In a 750 point game, grab an un-upgraded captain, two 5-man tactical squads and a LAND RAIDER! Totally a douchebag move, but funny as hell. If you've got the points left over, why not grab a dreadnought or two?


----------



## Flood_Reaper (Jul 19, 2008)

TheKingElessar said:


> I'd have no problem, if you let me use a Stompa in a 500 point game, and use an Epic model to represent it. Seriously...Forge World shouldn't be allowed to write rules...


*Sensing high levels of sarcasm*

There's nothing wrong with using Forge World stuff. Most of their rules on SM are set on point amounts of similar vehicles or other models.

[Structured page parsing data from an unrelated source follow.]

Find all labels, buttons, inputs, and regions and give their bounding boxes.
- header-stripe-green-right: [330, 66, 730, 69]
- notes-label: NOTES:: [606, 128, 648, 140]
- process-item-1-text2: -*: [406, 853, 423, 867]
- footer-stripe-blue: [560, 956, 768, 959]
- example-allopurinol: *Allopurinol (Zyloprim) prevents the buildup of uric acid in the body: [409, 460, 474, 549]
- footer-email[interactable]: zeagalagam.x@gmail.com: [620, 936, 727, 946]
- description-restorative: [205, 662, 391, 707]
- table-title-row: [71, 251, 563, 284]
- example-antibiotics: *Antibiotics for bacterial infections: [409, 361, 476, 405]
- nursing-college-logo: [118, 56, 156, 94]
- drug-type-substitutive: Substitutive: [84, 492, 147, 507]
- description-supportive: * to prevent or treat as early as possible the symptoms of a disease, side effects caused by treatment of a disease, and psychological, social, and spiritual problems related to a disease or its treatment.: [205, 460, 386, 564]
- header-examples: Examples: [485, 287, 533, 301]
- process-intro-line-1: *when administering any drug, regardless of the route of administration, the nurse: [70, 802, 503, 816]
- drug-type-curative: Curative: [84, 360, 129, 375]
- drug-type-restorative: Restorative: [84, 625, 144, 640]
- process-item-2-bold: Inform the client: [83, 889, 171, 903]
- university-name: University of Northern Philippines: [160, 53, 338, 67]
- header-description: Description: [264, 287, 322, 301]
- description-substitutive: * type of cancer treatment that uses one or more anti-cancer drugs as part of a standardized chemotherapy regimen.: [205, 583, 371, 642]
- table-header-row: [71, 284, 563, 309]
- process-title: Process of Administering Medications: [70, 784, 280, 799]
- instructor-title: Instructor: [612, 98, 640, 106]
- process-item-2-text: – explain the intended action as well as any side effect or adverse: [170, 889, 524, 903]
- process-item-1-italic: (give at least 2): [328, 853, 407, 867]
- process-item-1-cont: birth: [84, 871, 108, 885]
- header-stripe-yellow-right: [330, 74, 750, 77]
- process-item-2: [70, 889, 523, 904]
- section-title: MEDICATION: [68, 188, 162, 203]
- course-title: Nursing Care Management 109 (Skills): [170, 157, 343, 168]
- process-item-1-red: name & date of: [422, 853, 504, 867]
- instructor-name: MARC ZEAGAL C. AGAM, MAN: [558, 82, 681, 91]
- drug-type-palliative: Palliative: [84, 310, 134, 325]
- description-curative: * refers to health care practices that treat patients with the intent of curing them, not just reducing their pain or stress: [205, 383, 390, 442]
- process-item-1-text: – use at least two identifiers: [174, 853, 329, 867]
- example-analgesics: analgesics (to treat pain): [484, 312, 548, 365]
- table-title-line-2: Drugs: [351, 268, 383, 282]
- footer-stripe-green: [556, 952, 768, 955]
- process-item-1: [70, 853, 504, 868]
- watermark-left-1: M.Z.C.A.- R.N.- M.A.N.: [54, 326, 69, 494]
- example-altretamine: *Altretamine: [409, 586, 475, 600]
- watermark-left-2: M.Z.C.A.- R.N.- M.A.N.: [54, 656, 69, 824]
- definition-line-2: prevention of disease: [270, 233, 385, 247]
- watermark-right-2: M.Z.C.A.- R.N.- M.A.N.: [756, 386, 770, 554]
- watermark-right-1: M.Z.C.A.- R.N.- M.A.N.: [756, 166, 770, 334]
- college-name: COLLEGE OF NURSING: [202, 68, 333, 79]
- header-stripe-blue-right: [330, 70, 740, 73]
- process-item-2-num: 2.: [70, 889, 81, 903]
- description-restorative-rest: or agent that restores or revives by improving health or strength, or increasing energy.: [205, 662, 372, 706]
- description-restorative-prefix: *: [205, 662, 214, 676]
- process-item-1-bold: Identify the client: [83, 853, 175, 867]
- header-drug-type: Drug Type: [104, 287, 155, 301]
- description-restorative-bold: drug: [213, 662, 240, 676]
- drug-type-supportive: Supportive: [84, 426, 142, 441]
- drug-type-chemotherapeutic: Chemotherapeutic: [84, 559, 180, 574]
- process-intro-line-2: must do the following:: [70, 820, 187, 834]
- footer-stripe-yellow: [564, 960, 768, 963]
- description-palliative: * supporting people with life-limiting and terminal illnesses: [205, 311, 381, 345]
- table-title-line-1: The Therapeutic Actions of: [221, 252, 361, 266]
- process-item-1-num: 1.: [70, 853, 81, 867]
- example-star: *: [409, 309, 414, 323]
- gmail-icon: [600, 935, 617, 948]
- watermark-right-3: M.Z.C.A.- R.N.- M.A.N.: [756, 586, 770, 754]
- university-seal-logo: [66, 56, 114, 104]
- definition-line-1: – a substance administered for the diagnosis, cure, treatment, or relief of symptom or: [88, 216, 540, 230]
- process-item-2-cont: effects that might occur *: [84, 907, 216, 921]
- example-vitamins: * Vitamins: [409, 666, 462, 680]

I'm entering a tournament soon that allows any Forge World models you've got although not including ones that are only available for Apocalypse.


----------



## Someguy (Nov 19, 2007)

Forge world rules are crap. Around here, the gryphon's old incendiary shells, which cause any unit they hit to fall back with no test and even if the unit is fearless (often off the board) are seen as the low point, but there have been many others.

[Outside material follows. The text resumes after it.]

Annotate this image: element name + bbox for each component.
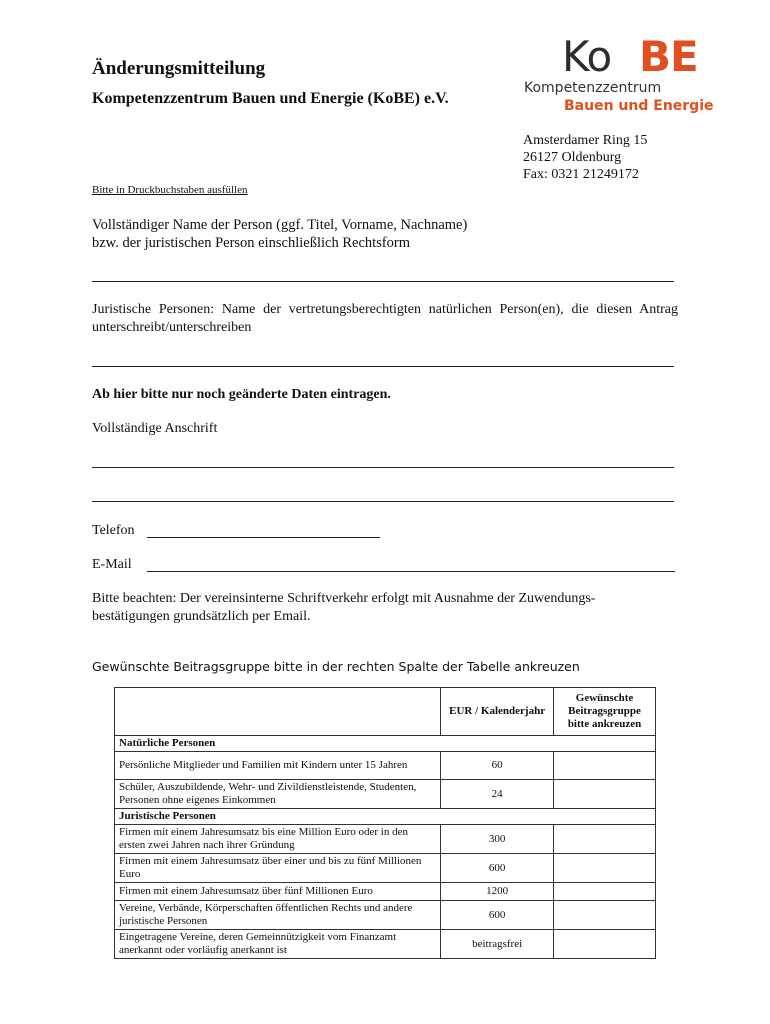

The rules just aren't properly tested. It's really a problem with volume, as so many rules are written that they can't get everything right. There's also little consideration of the impact it would have on the army overall to suddenly introduce totally new units. Stuff is either too good or useless, and guess what? Tournament players pick the stuff that's too good.


----------



## Flood_Reaper (Jul 19, 2008)

Like I said, I only agree with the SM set of rules due to them being updated for the current edition. Anything else produce by Forge World that has it's own set of rules I think is rubbish.


----------



## TheKingElessar (Mar 31, 2009)

Flood_Reaper said:


> *Sensing high levels of sarcasm*
> 
> There's nothing wrong with using Forge World stuff. Most of their rules on SM are set on point amounts of similar vehicles or other models. I'm entering a tournament soon that allows any Forge World models you've got although not including ones that are only available for Apocalypse.


I honestly don't see the point of that. Why not just ignore the FoC altogether. Why not just flip a coin, and whoever calls it wins? No tactics involved in using fanboi rules - and that's all 'Imperial Armour' is.


----------



## skate4life (Jul 14, 2009)

i always take termie chap


----------